The process of individuation, however, continues for the poet as well the poems: Many a time we have worn each other/In this licking and this kicking business/Many a time(Wall that closes sky). Shades of Neruda creep in(Spring it would be Sonya/When love odour and bloom would mix together). The abandon with which the poet goes about throwing nuggets doesn't require too much of panning: Soul once severed/Cares not/Whether you live laugh or cry/All same.

Some of the writing that emerges, in fact, has a voice of its own, requires no references in parenthesis and the characters have veritably cut the umbilical cord and arrived.

Steppe tramping... may also be profitably read as a companion to Gorky's works even though the poems do not move in a linear progression as do the stories. In fact, sometimes the circular back and forth movement of the poems lends credence to the theory that the poems are (female?) consorts of the original stories.

But having said that, there is a world of difference in the ambience of the two writers' works. Early on in Gorky's works, we admire the towering patriarchal strength and wisdom of the narrator, his natural and keen ability to size up people, his dry wit, his refusal to become cynical and disillusioned with his own hard lot in life and his tenderness for his sometimes pitiful characters. However, Gaur's characters are rather watered-down versions of the originals, owing perhaps to the demands of a different genre. They play a game of musical chairs all along and are shown to us in a hall of mirrors leaving us to fathom who is who. The poems, acting at times, like the missing beads, string themselves into the narration. While at others, failing to grasp the essence of the tale, are left hanging high in the air. In addition to this, his sometimes cloying use of onomatopoeic words and phrases(And sometimes drops came/Flip flop flip flop flip flop) as well as surprising absence of articles(He judged world/And dragged me in him)and sometimes perpendicular use of prepositions:To jump on cliffs, when time came(instead of jump 'off' cliffs) or She has come to stand in door(instead of 'at the door'), make these poems a sub-editor's nightmare, salvaged only by the umbrella term poetic license. Also some phrases arouse a sense of deja vu:This knowing and not knowing(Eliot?) or I'm old/Go and find some pearl/Straight out of oyster's mouth(Donne?)

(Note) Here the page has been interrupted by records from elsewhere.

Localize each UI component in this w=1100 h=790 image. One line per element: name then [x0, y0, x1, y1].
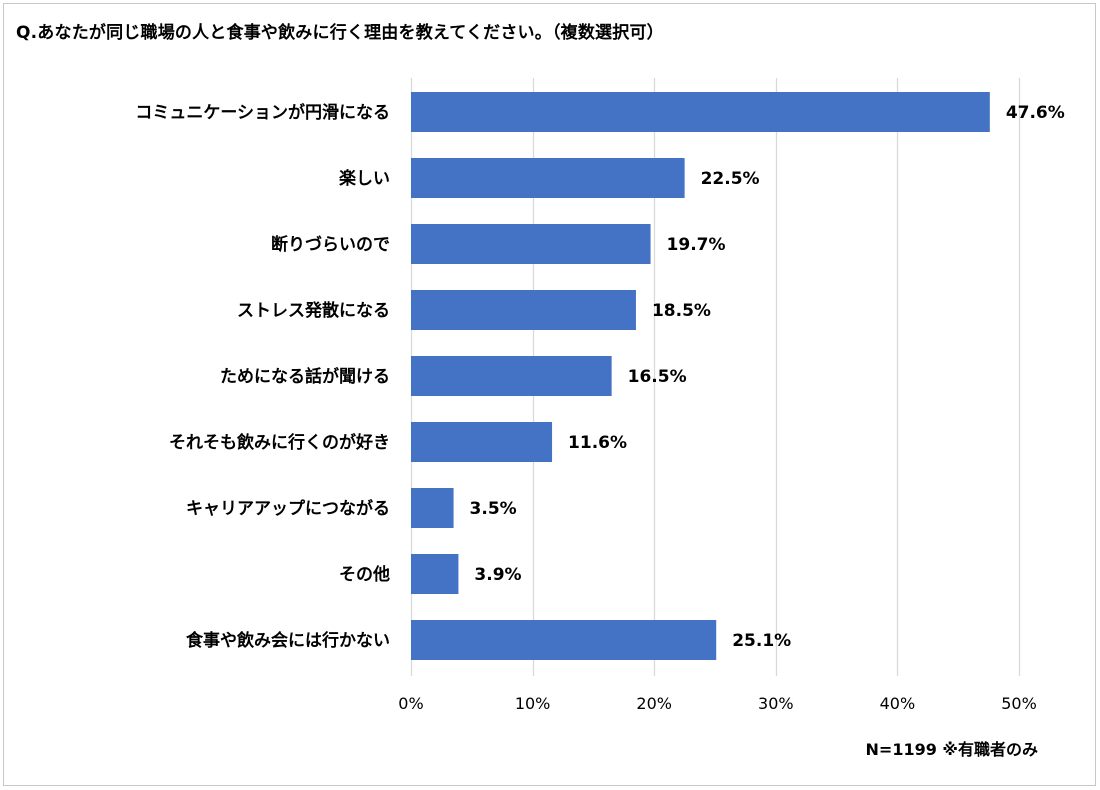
- bars: [411, 92, 990, 660]
- category-label-2: 断りづらいので: [271, 234, 390, 255]
- category-label-8: 食事や飲み会には行かない: [186, 630, 390, 651]
- category-label-7: その他: [339, 564, 390, 585]
- bar-1: [411, 158, 685, 198]
- x-tick-label-4: 40%: [880, 694, 916, 713]
- x-tick-label-0: 0%: [398, 694, 423, 713]
- value-label-2: 19.7%: [667, 235, 726, 255]
- bar-6: [411, 488, 454, 528]
- x-tick-label-5: 50%: [1001, 694, 1037, 713]
- sample-note: N=1199 ※有職者のみ: [865, 740, 1038, 759]
- x-tick-label-2: 20%: [636, 694, 672, 713]
- x-tick-labels: 0% 10% 20% 30% 40% 50%: [398, 694, 1036, 713]
- x-tick-label-1: 10%: [515, 694, 551, 713]
- category-label-3: ストレス発散になる: [237, 300, 390, 321]
- bar-8: [411, 620, 717, 660]
- category-labels: コミュニケーションが円滑になる楽しい断りづらいのでストレス発散になるためになる話…: [135, 102, 390, 651]
- value-label-4: 16.5%: [628, 367, 687, 387]
- value-label-8: 25.1%: [732, 631, 791, 651]
- value-label-3: 18.5%: [652, 301, 711, 321]
- value-label-1: 22.5%: [701, 169, 760, 189]
- value-label-7: 3.9%: [474, 565, 521, 585]
- x-tick-label-3: 30%: [758, 694, 794, 713]
- bar-4: [411, 356, 612, 396]
- value-label-5: 11.6%: [568, 433, 627, 453]
- bar-3: [411, 290, 636, 330]
- value-label-6: 3.5%: [470, 499, 517, 519]
- category-label-4: ためになる話が聞ける: [220, 366, 390, 387]
- category-label-5: それそも飲みに行くのが好き: [169, 432, 390, 453]
- category-label-6: キャリアアップにつながる: [186, 498, 390, 519]
- chart-title: Q.あなたが同じ職場の人と食事や飲みに行く理由を教えてください。（複数選択可）: [16, 23, 664, 43]
- bar-0: [411, 92, 990, 132]
- bar-2: [411, 224, 651, 264]
- value-labels: 47.6% 22.5% 19.7% 18.5% 16.5% 11.6% 3.5% 3.9% 25…: [470, 103, 1065, 651]
- bar-7: [411, 554, 459, 594]
- category-label-0: コミュニケーションが円滑になる: [135, 102, 390, 123]
- value-label-0: 47.6%: [1006, 103, 1065, 123]
- category-label-1: 楽しい: [339, 168, 390, 189]
- bar-5: [411, 422, 553, 462]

Ideally, real-life incidents happening either to self or relevant others, poignantly striking a chord somewhere within us, are transmuted into a poem. However, picking up a motley set of characters shaped by the mind of another author, adopting them and resuscitating them with your own idiom is a difficult proposition, something that Gaur seems to have achieved, albeit with some effort. Which was not the case in his earlier anthology, Woodcutters, where the poems were like street children dancing in the rain shorn of such esteemed genealogical baggage.

Syntactical errors apart, the poet has adopted the characters, from a time and place which have ceased to exist, as his own and breathed life into them. Another thing that he succeeds in persuading the reader to do is read the great master all over again. So Gorky's magic in a world of avant-garde literature, after all, is not passe. Thank Gaur for that!